Manual Chapter : Detecting suspicious elements on a web page

Applies To:

Show Versions Show Versions

BIG-IP FPS

  • 17.1.0, 17.0.0, 16.1.5, 16.1.4, 16.1.3, 16.1.2, 16.1.1, 16.1.0, 16.0.1, 16.0.0, 15.1.9, 15.1.8, 15.1.7, 15.1.6, 15.1.5, 15.1.4, 15.1.3, 15.1.2, 15.1.0
Manual Chapter

Detecting suspicious elements on a web page

You can enable detection of suspicious elements on your web page to allow FPS to check for malware that adds or removes suspicious HTML tags on your web page.
This type of detection can be applied only on the web page of a URL and not on the web page of an SPA view.
  1. On the Main tab, click
    Security
    Fraud Protection Service
    Anti-Fraud Profiles
    .
    The Anti-Fraud Profiles screen opens.
  2. From the list of profiles, select the relevant profile.
    The Anti-Fraud Profile Properties screen opens.
  3. In the Anti-Fraud Configuration area, click
    URL List
    .
    The URL List opens.
  4. Click the URL on which you want to enable detection of suspicious elements (or click
    Add
    if you want to define a new URL and enable detection on it).
    The URL Properties screen opens.
  5. In the URL Configuration, select
    Malware Detection
    .
    The Malware Detection configuration options appear.
  6. Ensure that the
    Enabled
    check box for
    Malware Detection
    is selected.
  7. Click
    Advanced
    .
  8. Select the
    Enabled
    check box for the
    HTML Source Integrity
    setting.
    The source integrity feature counts input tags, form tags, and script tags that are inline (without
    src
    ) and external-relative (with
    src
    and on the same domain as the URL).
    The
    Learn Inputs
    ,
    Learn Forms
    , and
    Learn Scripts
    settings appear.
  9. If you want the system to learn the number of HTML input tags that appear in the web page of the URL, leave the
    Enabled
    check box for the
    Learn Inputs
    setting selected.
    If you disable the
    Learn Inputs
    setting, then the
    Number of Inputs
    setting appears.

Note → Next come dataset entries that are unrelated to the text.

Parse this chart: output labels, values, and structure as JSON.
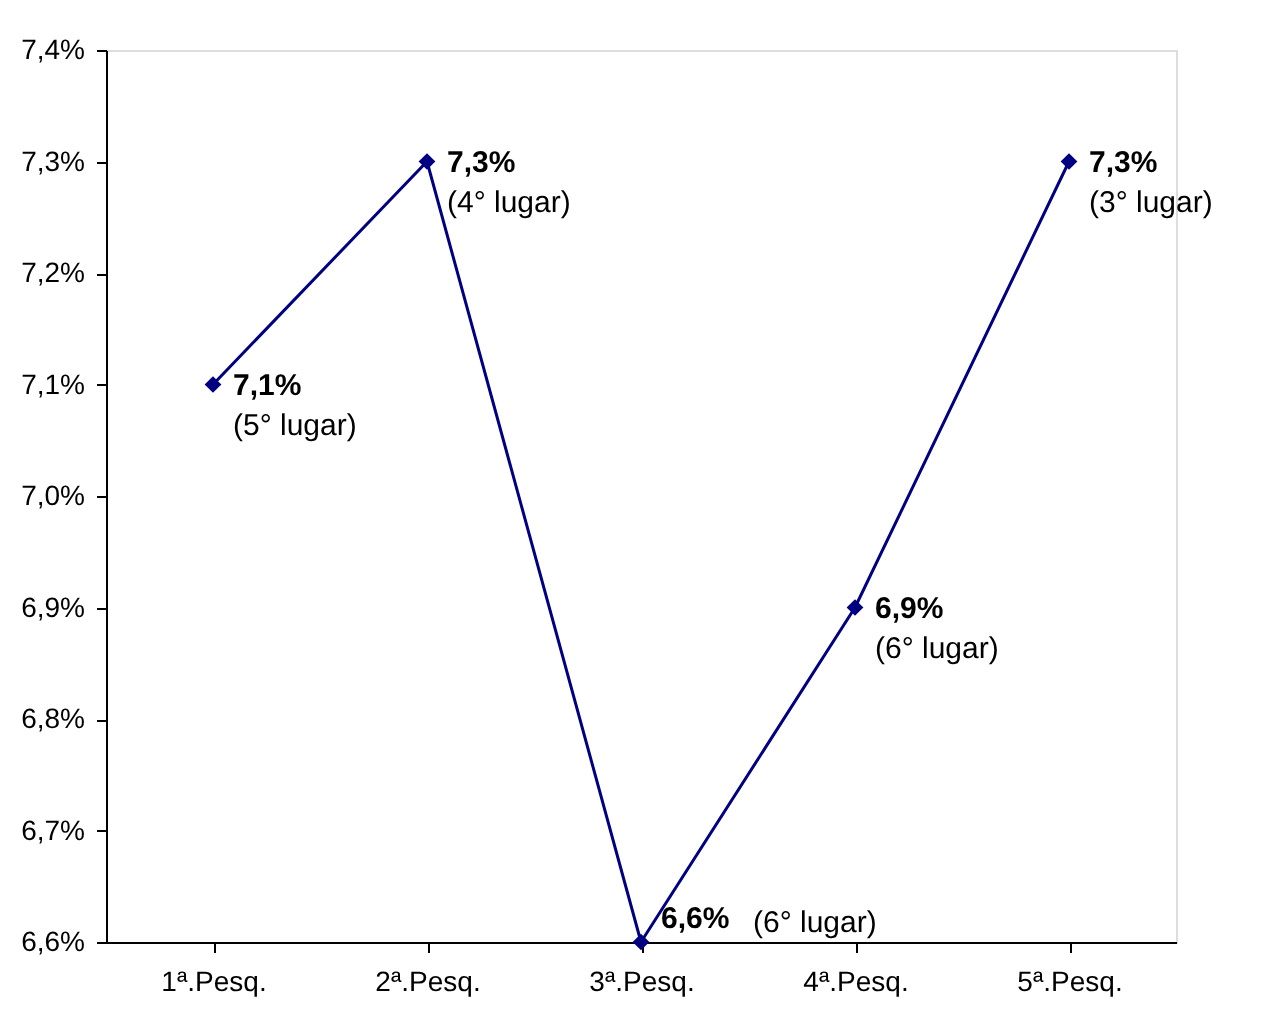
{
  "chart_data": {
    "type": "line",
    "categories": [
      "1ª.Pesq.",
      "2ª.Pesq.",
      "3ª.Pesq.",
      "4ª.Pesq.",
      "5ª.Pesq."
    ],
    "series": [
      {
        "color": "#000080",
        "values": [
          7.1,
          7.3,
          6.6,
          6.9,
          7.3
        ]
      }
    ],
    "value_labels": [
      "7,1%",
      "7,3%",
      "6,6%",
      "6,9%",
      "7,3%"
    ],
    "annotations": [
      "(5° lugar)",
      "(4° lugar)",
      "(6° lugar)",
      "(6° lugar)",
      "(3° lugar)"
    ],
    "ylim": [
      6.6,
      7.4
    ],
    "yticks": [
      {
        "value": 6.6,
        "label": "6,6%"
      },
      {
        "value": 6.7,
        "label": "6,7%"
      },
      {
        "value": 6.8,
        "label": "6,8%"
      },
      {
        "value": 6.9,
        "label": "6,9%"
      },
      {
        "value": 7.0,
        "label": "7,0%"
      },
      {
        "value": 7.1,
        "label": "7,1%"
      },
      {
        "value": 7.2,
        "label": "7,2%"
      },
      {
        "value": 7.3,
        "label": "7,3%"
      },
      {
        "value": 7.4,
        "label": "7,4%"
      }
    ],
    "grid": false,
    "marker": "diamond",
    "line_style": "solid"
  }
}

Type the number of HTML inputs that appear in the HTML code sent from the server in this setting.
  10. If you want the system to learn the number of HTML form tags that appear in the web page of the URL, leave the
    Enabled
    check box for the
    Learn Forms
    setting selected..
    If you disable the
    Learn Forms
    setting, then the
    Number of Forms
    setting appears. Type the number of HTML forms that appear in the HTML code sent from the server in this setting.
  11. If you want the system to learn the number of HTML script tags that appear in the web page of the URL, leave the
    Enabled
    check box for the
    Learn Scripts
    setting selected.
    If you disable this setting, then the
    Number of Scripts
    setting appears. Type the number of HTML scripts that appear in the HTML code sent from the server in this setting.
  12. Click
    Save
    .
    The URL configuration settings are saved.
FPS is now configured to send alerts to the FPS Dashboard if it detects malware that has added or removed suspicious HTML tags on your web page.